Farming enterprise to produce wildlife friendly food
By Andrew Merrell | 5th June 2019
Farmers from Gloucestershire are being invited to join a social enterprise aimed at promoting business practices which support wildlife.
A BBC natural history producer has launched an initiative in an effort to support farmers and reverse the "rapid decline in wildlife habitat".
Backed by some of the most high-profile faces from televisions wildlife shows - including Chris Packham, Kate Humble and Professor Alice Roberts - Tim Martin's Farm Wilder CIC specialises in what he calls a "range of wildlife friendly and sustainable meats".
Mr Packham, a conservationist and presenter, said: "Farm Wilder is a brilliant idea. It's part of a series of campaigns that are going to make a real difference to our countryside.
"Our farmland is enduring a catastrophic loss of biodiversity, because we've chosen to maximum production and cheap food.
"If there is one thing that we have to do it is improve the quality of labelling on our food because that gives us choice."
Farm Wilder's first range of products, Fritillary Butterfly Beef, Cuckoo Beef and Cuckoo Lamb, are all from farms which work to protect the endangered species listed in their titles.
The aim is to promote the work being done by many farmers to actually protect the environment as they farm, and link their products to the importance of the role they carry out.
Farmland is said to cover more than 70 per cent of the countryside and farmland bird populations have declined by more than half since 1970.
The cuckoo population has declined by 65 per cent since the 1980s and the fritillary butterfly 64 per cent since 2005 - with its range shrinking by 79 per cent since the 1970s.
Farm Wilder, which is based in Bristol, will only partner with farms which produce food that benefits wildlife, improves soil health and mitigates climate change.
Mr Martin said: "A huge reduction in the consumption of intensively produced meat is essential to tackle climate breakdown.
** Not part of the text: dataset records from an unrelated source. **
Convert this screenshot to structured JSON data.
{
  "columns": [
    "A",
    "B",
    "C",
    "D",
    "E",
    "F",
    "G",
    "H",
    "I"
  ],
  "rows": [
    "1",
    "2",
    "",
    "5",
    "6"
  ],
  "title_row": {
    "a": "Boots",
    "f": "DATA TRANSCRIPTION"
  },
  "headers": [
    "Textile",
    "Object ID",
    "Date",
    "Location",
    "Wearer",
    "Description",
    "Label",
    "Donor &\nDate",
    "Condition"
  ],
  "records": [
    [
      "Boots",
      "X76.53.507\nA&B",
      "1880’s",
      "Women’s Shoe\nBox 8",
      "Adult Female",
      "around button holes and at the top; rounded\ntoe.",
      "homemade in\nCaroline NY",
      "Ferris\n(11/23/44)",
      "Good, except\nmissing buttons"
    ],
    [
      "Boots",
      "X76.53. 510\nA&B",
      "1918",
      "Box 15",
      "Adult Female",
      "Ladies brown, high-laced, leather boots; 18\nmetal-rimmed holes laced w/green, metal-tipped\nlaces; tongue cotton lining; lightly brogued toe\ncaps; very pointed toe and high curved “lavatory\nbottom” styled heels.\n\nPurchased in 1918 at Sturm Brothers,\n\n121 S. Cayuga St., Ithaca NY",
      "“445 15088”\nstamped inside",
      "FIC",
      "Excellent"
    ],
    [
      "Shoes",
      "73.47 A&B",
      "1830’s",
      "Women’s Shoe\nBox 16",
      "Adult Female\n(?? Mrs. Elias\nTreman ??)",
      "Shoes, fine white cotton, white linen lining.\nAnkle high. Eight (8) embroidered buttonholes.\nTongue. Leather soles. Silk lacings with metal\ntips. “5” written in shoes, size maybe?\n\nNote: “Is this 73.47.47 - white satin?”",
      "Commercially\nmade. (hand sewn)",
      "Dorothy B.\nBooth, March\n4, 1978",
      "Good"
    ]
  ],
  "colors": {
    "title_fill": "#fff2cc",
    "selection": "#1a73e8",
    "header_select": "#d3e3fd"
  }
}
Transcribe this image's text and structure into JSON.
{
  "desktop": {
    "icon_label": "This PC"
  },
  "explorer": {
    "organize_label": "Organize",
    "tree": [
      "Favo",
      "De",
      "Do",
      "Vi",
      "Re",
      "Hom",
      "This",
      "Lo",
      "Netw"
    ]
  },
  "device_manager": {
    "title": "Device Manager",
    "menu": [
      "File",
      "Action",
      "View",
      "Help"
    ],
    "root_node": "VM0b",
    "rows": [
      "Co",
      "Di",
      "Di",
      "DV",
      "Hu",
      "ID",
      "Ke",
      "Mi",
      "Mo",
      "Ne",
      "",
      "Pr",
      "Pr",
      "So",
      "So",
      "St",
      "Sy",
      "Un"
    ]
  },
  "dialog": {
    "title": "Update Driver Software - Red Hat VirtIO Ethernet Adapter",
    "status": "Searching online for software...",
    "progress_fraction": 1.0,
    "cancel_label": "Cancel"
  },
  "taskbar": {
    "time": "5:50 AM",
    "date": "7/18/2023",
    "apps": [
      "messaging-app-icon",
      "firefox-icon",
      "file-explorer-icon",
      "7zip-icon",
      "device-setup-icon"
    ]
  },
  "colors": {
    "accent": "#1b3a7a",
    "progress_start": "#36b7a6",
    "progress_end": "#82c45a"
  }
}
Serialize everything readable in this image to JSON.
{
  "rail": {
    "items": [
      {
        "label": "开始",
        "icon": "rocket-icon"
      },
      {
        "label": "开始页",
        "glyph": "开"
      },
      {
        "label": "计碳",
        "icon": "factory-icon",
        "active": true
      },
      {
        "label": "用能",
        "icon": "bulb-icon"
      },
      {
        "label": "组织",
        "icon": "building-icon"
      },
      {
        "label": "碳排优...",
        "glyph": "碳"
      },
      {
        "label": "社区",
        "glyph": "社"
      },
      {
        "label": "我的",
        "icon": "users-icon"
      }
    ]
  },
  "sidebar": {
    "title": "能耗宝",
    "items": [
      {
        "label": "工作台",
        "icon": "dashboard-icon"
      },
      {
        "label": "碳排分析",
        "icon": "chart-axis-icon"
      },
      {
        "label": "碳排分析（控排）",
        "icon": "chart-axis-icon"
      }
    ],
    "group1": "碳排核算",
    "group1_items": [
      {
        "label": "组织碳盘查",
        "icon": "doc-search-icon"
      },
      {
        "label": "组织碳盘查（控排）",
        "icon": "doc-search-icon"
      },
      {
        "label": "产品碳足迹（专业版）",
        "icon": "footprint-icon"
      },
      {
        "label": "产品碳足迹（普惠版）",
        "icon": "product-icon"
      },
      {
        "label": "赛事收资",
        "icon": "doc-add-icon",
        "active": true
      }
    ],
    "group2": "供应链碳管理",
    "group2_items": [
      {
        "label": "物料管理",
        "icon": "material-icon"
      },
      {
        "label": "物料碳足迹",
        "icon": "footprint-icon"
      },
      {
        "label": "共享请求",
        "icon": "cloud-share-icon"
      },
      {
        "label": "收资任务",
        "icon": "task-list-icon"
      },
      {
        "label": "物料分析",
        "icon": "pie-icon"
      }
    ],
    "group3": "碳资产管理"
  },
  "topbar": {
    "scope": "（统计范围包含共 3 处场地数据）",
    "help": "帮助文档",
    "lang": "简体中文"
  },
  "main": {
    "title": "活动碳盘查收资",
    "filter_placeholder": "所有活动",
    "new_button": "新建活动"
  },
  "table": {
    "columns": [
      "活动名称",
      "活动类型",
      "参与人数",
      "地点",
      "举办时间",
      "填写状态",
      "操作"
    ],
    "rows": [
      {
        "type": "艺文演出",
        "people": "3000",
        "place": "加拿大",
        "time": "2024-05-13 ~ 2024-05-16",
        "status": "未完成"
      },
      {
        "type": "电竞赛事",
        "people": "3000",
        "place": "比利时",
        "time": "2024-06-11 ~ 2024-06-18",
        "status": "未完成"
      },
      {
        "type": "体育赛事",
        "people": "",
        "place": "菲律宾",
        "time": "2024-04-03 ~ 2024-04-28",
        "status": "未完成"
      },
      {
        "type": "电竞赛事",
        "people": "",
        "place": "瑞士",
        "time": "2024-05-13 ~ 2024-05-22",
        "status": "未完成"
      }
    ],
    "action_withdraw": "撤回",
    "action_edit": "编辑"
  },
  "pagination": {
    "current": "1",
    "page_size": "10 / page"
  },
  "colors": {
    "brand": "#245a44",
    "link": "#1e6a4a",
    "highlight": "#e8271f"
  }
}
But people don't have to be vegan - they can make a big difference by reducing the amount of meat in their diet and only eating sustainably produced meat."
"The vast majority of the countryside in Gloucestershire and beyond is managed by farmers. They are crucial part in delivering the environmental goods. Any help they can get promoting the good work they are already doing will be helpful," said David George, a spokesman for the South West for the NFU.